Replacement rear shock bolt

upnsmoke

New Member
Hi. I am doing rear shocks amongst other things, and as expected the bolts broke off in the bushings. The new shocks come with nuts welded on and I would rather find some replacement bolts than cut the nuts off the new shocks. The bolts are 10mm x 1.25, and I have been unable to locate replacements of any grade higher than 8.8, which is sold in Lowes and the like. I can buy 10 x1.5 bolts in grade 10.9, which is similar to grade 8 english. I am not a fan of the stock Honda bolt, as it obviously rusts and breaks. I was just wondering what everyone was using for replacements and where they get them. I have already tried Mcmaster and MSC, going to try Fastenal tomorrow. I will use bolts from Honda if I need something temporary, not sure I could bring myself to trust the cheap junk in the hardware store. Any help is appreciated.
 

Logan98036wa

New Member
Registered VIP
5+ Year Member
I ordered some from majestic honda a couple weeks ago but they havnt come yet so I cant tell you how they are
 


cleanEJ6

New Member
Just go to any hardware store or fastener store and get a grade 10 steel bolt of the same length and pitch. THIS TIME, put some copper antisieze on the threads when you put it together. I had to replace pretty much every rear suspension bolt when I rebuilt the coast civic I bought.
 

upnsmoke

New Member
Just go to any hardware store or fastener store and get a grade 10 steel bolt of the same length and pitch. THIS TIME, put some copper antisieze on the threads when you put it together. I had to replace pretty much every rear suspension bolt when I rebuilt the coast civic I bought.
As far as I know, there is no such thing as a grade 10 bolt.
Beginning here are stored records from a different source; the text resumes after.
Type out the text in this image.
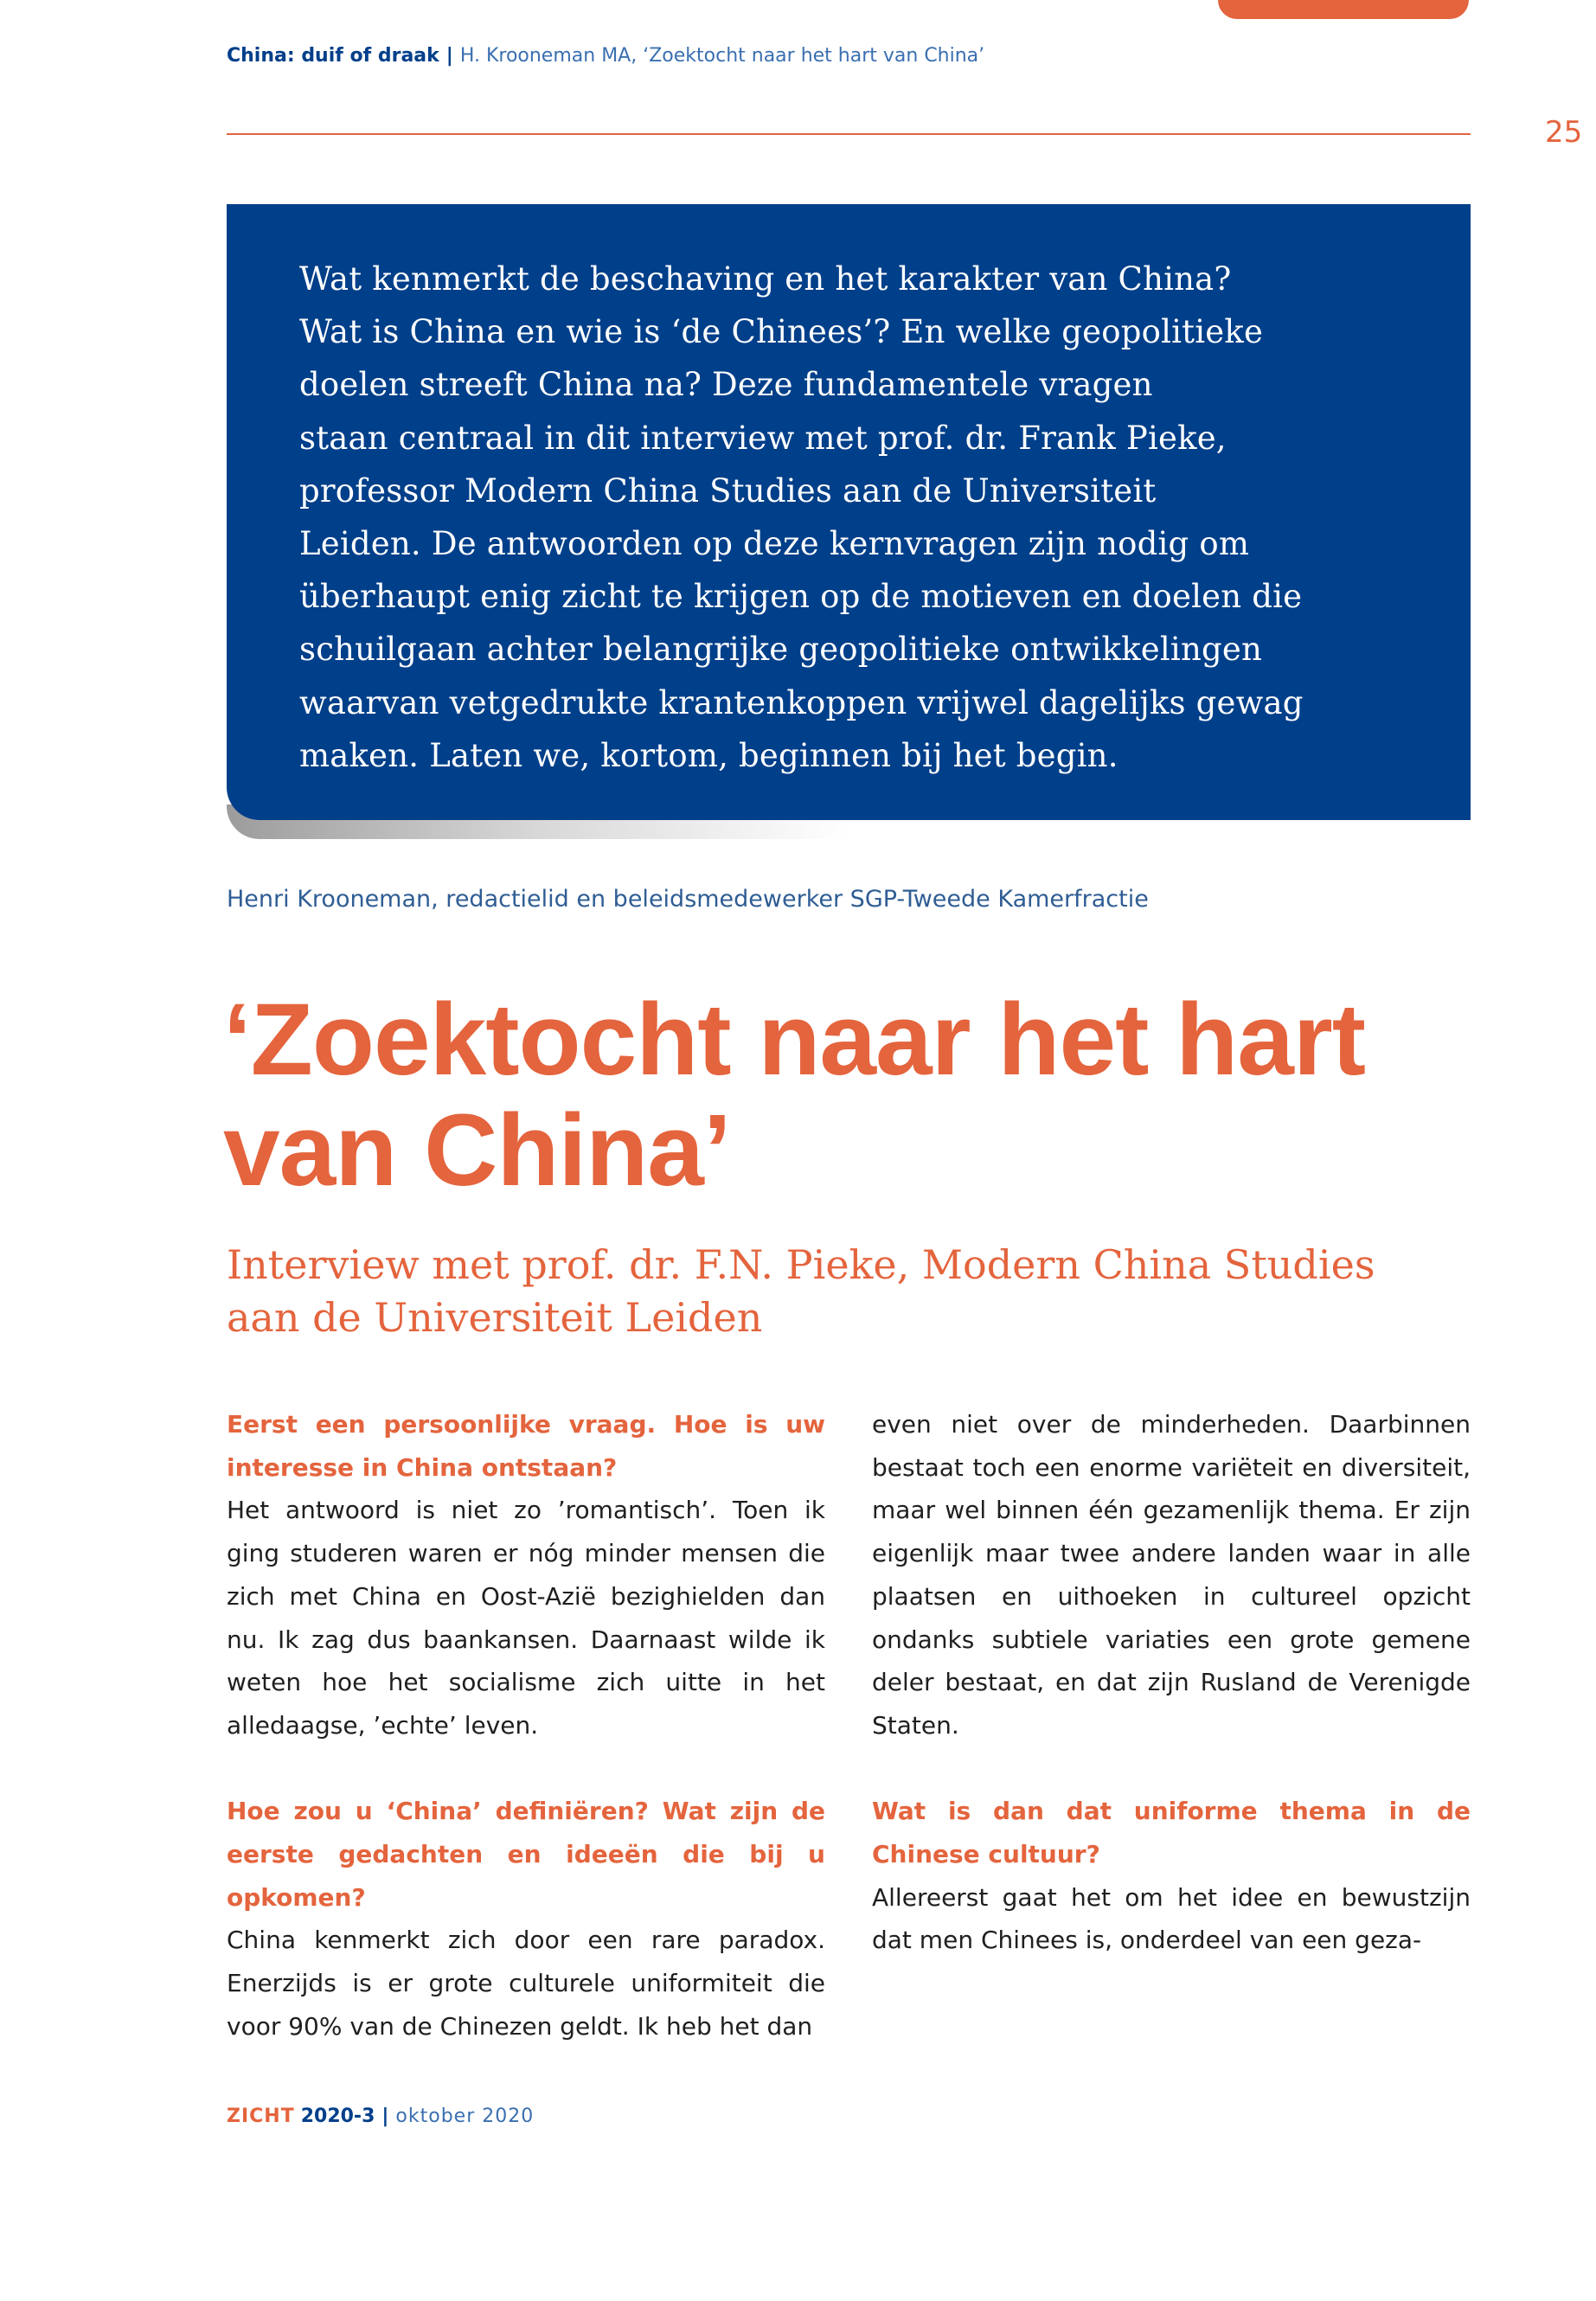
China: duif of draak | H. Krooneman MA, ‘Zoektocht naar het hart van China’
25

Wat kenmerkt de beschaving en het karakter van China?
Wat is China en wie is ‘de Chinees’? En welke geopolitieke
doelen streeft China na? Deze fundamentele vragen
staan centraal in dit interview met prof. dr. Frank Pieke,
professor Modern China Studies aan de Universiteit
Leiden. De antwoorden op deze kernvragen zijn nodig om
überhaupt enig zicht te krijgen op de motieven en doelen die
schuilgaan achter belangrijke geopolitieke ontwikkelingen
waarvan vetgedrukte krantenkoppen vrijwel dagelijks gewag
maken. Laten we, kortom, beginnen bij het begin.

Henri Krooneman, redactielid en beleidsmedewerker SGP-Tweede Kamerfractie
‘Zoektocht naar het hart
van China’
Interview met prof. dr. F.N. Pieke, Modern China Studies
aan de Universiteit Leiden

Eerst een persoonlijke vraag. Hoe is uw interesse in China ontstaan?

Het antwoord is niet zo ’romantisch’. Toen ik ging studeren waren er nóg minder mensen die zich met China en Oost-Azië bezighielden dan nu. Ik zag dus baankansen. Daarnaast wilde ik weten hoe het socialisme zich uitte in het alledaagse, ’echte’ leven.

Hoe zou u ‘China’ definiëren? Wat zijn de eerste gedachten en ideeën die bij u opkomen?

China kenmerkt zich door een rare paradox. Enerzijds is er grote culturele uniformiteit die voor 90% van de Chinezen geldt. Ik heb het dan

even niet over de minderheden. Daarbinnen bestaat toch een enorme variëteit en diversiteit, maar wel binnen één gezamenlijk thema. Er zijn eigenlijk maar twee andere landen waar in alle plaatsen en uithoeken in cultureel opzicht ondanks subtiele variaties een grote gemene deler bestaat, en dat zijn Rusland de Verenigde Staten.

Wat is dan dat uniforme thema in de Chinese cultuur?

Allereerst gaat het om het idee en bewustzijn dat men Chinees is, onderdeel van een geza-

ZICHT 2020-3 | oktober 2020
The metric bolts I have seen go 8.8, 10.9, 12.9. There are metric grade 10 nuts, which are the same as a grade 10.9 bolt, both of which are comparable to standard grade 8. The only metric bolts I have been able to find in our hardware stores are grade 8.8, which is comparable to grade 5 standard. I am a big fan of the copper anti seize for threads, and I usually have good luck with wheel bearing grease for shoulders on bolts or other metal to metal parts. On our car, the only stock Honda hardware that actually seized bad enough to break seized inside the inner bushing shells, not inside the threaded portions. I have separate nuts and remnants of broken bolts to prove this. I too have had to replace most of our suspension bolts. I was able to purchase grade 10.9 bolts for everything except the shocks. The bolts that connect the trailing arm to the lower arm are the same diameter, length, and thread as the shock bolts. I bought 10x1.5 nuts and bolts for those, as I cut the round nuts off of the arms, and I have some left over. At this point, if fastenal does not have something, and my local Honda doesn't have something in stock, I believe my best option is to cut the nuts off our new shocks and just nut and bolt them with the fasteners I already have.

Logan, if I was waiting two weeks for two bolts I would be wanting to wring someone's neck.